Indeed, I really you having written, for it gave me the opportunity to remind folks how long we've been writing about thyis.
So again, Spud, please let me offer our sincerest thanks to you for taking the time to write … and by all means please do so again.
And may I wish you a New Year that's safe, happy … and exceptionally prosperous…
Respectfully yours;
William Patalon III
Executive Editor
Money Morning & Private Briefing
Don'twaste your time listening to Stnsbury. Do your own thinking.
This is great play…yes its the best opportunity to put yyour hard earned money… what a great and a bright spot…. boom bbcode…
Peter I have invested 7.4 kgs of gold in November 2011. What would be my expected returns by now…am quite new to the industry and need some insite.
Pls I kindly request if you could give me some idea as to much should have accumulated so far.
Regards
Nathaniel
The middle class salaries have been losing purchasing power for about a decade (more than 10% lost) yet essentials like food, education, etc. costs are leading the modest over all inflation.

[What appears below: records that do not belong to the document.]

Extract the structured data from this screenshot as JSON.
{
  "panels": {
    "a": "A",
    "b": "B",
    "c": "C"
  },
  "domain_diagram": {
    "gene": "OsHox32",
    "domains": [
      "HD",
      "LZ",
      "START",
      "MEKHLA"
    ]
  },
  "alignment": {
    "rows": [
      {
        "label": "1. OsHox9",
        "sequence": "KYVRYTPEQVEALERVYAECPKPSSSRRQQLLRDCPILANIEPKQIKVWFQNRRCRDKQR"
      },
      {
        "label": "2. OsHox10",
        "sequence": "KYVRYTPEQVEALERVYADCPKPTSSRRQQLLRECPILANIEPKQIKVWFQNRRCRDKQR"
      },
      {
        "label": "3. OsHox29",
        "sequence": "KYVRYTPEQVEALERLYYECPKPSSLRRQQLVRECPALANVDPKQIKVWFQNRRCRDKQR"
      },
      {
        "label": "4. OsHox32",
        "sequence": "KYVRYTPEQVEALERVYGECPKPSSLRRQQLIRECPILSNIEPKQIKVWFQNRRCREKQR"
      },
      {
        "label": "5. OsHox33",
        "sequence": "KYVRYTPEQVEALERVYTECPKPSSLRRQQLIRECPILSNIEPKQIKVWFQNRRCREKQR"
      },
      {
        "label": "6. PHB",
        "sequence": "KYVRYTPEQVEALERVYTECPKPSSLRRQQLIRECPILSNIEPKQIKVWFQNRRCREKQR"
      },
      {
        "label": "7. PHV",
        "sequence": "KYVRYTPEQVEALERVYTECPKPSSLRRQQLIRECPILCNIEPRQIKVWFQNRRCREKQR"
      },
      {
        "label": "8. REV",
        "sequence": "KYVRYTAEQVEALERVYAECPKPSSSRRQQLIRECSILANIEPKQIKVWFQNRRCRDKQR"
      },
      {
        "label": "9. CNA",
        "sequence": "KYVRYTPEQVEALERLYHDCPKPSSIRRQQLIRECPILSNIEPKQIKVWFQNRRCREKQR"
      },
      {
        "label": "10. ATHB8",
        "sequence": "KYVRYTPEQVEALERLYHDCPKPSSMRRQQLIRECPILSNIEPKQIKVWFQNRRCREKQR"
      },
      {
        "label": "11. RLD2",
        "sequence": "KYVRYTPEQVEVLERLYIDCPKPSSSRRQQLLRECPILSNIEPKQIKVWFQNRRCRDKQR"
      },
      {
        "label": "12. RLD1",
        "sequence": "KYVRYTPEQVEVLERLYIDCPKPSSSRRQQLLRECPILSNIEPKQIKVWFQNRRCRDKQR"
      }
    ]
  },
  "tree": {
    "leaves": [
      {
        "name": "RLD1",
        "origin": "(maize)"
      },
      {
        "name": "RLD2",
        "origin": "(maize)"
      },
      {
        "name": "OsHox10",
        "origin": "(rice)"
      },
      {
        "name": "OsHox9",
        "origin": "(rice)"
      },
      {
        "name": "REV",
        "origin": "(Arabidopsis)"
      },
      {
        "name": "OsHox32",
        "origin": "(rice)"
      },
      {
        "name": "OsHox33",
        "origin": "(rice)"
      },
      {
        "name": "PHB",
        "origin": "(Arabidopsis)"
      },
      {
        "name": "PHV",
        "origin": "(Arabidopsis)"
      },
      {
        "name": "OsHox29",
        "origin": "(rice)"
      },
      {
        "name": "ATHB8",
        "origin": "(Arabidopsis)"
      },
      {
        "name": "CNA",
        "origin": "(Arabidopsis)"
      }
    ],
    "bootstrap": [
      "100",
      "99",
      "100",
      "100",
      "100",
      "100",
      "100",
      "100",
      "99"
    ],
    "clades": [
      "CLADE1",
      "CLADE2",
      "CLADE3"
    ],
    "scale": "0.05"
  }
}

Unfortunately while gold holds its value or even gains, it is useless for buying the baby´s milk. The hard pressed middle class that bought some gold (or silver) is forced to sell it now to buy the baby´s milk, etc. That ain´t gona change until middle class gets better paying jobs, etc. – Expect gold to have continued selling pressure until economy has a real recovery for the middle class, and not just for the corporations with growing international sales.
That plus profit taking in 2012, not 2013 is why gold price is dropping.